Maybe you’ve felt taken for granted by:
- Your spouse. Perhaps the "thank you’s" are rare, while the complaints are being expressed far too often.
- Your children. A child shows little appreciation for what you’ve done for him but complains strongly when you have not done exactly what he wants.
- Your parents. Maybe they show little interest in who you are as a person.
- Your friend. You are the one who usually initiates anything that you do together.
- Your company. You have high standards for your work but do not feel appreciated by those for whom you work.
- Your church. You have served in a variety of roles with little thanks.
What would God’s list look like? This morning, I think about how often he is taken for granted. I think about how often I take him for granted. At this moment, I would like to step in and declare that I am a very grateful person. Grateful to God for every breath he has given me. But–that wouldn’t be true. Far too often I have taken God for granted.
After all, I certainly don’t like being taken for granted. Yet, this happens to most of us and maybe quite often. I can brood about this or just accept that even God experiences this.
Maybe by the grace of God, I can do what God does. After all, he does not take his creation for granted but continues to love and sustain us each day. I don’t want to take people for granted either.
- I don’t want to take the woman at the cleaners for granted.
- I don’t want to take the clerk at Target for granted.
- I don’t want to take my wife or children for granted.
- I don’t want to take the Crestview church for granted.
- I don’t want to take God’s gifts for granted.
- I don’t want to take God himself for granted.
I don’t want to take my life or the people in my life for granted because that is so unlike God.
Tomorrow, our daughter Christine will have been married one year. She married a wonderful young man, Phillip. They are both committed Christ-followers. I take none of that for granted. And—I don’t want to ever take them for granted. I want to appreciate Christine and Phillip and be thankful for who they are. It is important that they hear that I appreciate them.
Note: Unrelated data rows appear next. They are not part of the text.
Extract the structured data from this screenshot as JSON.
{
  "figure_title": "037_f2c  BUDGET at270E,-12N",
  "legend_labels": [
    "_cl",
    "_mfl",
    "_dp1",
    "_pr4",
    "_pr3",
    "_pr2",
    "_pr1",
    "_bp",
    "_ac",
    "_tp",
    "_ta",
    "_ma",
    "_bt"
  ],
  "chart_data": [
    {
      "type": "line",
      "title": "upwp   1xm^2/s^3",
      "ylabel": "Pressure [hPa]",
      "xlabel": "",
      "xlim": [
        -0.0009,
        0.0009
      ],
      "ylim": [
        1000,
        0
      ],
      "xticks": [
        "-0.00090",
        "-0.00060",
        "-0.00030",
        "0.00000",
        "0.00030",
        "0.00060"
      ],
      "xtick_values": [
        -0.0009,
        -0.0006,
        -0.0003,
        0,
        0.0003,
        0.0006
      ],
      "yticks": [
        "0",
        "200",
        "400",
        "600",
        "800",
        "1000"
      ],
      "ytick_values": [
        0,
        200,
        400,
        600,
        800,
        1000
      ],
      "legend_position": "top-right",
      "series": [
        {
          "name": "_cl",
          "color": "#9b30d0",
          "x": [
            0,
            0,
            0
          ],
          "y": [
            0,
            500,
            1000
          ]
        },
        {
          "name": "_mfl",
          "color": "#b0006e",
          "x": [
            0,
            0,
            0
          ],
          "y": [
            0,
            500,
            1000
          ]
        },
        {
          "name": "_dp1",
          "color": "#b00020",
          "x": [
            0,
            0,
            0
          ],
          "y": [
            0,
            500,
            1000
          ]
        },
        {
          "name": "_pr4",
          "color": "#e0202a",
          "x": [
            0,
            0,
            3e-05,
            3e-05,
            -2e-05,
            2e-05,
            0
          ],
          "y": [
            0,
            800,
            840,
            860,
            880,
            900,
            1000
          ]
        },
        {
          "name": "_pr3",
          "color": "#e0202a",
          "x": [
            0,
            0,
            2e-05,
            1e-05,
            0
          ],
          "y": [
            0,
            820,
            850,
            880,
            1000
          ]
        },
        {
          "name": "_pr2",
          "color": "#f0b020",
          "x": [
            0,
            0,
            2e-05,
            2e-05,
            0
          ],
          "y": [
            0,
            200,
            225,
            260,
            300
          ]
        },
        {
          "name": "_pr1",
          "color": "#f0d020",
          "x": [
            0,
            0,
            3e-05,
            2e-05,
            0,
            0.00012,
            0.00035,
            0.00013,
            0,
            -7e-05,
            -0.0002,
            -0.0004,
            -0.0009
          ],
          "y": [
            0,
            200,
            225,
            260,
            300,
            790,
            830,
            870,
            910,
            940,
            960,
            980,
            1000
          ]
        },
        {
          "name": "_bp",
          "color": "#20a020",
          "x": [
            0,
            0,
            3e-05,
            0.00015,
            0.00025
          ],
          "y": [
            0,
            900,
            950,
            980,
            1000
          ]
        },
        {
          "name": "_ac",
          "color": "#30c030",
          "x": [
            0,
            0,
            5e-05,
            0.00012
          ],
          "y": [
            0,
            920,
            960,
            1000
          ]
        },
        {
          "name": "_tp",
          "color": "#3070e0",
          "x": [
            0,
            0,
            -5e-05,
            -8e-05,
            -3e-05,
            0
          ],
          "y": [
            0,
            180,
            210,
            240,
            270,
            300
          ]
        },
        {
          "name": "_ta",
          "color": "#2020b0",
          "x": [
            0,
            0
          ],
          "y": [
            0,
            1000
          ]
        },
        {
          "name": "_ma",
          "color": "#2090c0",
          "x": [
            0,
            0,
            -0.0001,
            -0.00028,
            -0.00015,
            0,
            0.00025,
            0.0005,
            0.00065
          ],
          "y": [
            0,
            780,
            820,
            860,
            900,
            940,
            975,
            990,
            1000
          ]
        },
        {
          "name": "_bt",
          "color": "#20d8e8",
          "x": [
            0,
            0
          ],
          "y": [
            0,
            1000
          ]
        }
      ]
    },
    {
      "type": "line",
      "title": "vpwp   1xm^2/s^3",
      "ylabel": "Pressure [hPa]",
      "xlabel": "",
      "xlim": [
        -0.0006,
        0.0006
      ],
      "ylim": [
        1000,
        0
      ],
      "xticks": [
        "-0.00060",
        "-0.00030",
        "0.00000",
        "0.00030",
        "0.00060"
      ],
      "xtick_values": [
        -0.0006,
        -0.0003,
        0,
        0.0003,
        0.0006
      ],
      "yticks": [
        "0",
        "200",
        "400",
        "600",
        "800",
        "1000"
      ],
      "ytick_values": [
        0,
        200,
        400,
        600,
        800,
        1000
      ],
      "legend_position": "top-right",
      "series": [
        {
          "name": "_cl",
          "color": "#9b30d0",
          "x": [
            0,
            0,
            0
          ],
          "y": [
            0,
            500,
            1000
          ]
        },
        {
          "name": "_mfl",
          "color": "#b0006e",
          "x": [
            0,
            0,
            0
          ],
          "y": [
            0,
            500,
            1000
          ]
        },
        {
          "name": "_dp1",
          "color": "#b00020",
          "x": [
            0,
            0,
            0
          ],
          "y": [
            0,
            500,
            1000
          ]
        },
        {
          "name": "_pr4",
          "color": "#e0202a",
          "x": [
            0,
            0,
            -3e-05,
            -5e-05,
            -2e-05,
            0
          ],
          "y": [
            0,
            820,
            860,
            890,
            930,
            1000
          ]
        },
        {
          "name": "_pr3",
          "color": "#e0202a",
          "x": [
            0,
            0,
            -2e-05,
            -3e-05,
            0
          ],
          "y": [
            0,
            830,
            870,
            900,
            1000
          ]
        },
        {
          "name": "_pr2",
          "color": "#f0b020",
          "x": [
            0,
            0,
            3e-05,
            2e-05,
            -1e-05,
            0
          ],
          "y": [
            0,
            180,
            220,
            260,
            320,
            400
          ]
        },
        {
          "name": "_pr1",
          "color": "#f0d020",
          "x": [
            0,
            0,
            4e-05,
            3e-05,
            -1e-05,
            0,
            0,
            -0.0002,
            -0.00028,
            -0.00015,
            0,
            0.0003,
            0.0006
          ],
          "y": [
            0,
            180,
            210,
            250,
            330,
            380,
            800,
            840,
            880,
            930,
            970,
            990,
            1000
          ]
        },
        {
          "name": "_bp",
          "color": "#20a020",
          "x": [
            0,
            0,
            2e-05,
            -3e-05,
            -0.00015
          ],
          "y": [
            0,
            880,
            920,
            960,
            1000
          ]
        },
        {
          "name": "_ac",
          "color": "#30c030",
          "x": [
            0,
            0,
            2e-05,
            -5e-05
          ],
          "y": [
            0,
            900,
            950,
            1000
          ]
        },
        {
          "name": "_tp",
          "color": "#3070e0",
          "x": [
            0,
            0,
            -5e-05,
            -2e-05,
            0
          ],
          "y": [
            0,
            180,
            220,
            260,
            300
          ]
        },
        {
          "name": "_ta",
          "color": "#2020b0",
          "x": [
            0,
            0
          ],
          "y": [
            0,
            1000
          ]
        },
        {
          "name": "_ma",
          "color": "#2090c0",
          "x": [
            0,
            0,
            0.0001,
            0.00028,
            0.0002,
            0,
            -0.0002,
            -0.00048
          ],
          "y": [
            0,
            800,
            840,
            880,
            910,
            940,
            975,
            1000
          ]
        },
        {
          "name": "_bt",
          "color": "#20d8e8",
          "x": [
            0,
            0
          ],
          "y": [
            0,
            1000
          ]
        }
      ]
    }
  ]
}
It is not enough to just think about it.
People are not mind readers. If I appreciate someone, I really need to tell them. Far too many people rarely hear a word of appreciation from their parents, their children, their church, etc. How does that change? It begins in my little corner of the world.
Today, I want to be grateful to God for who he is and for the many good moments I will experience today.
Today, I want several people in my world to hear the words, "Thank you."
(I am also wondering, why do churches often seem to take people for granted? Why is it that in some churches people rarely hear a "thank you"? Maybe I’m off here, but I sense there are many in churches who really don’t feel appreciated.)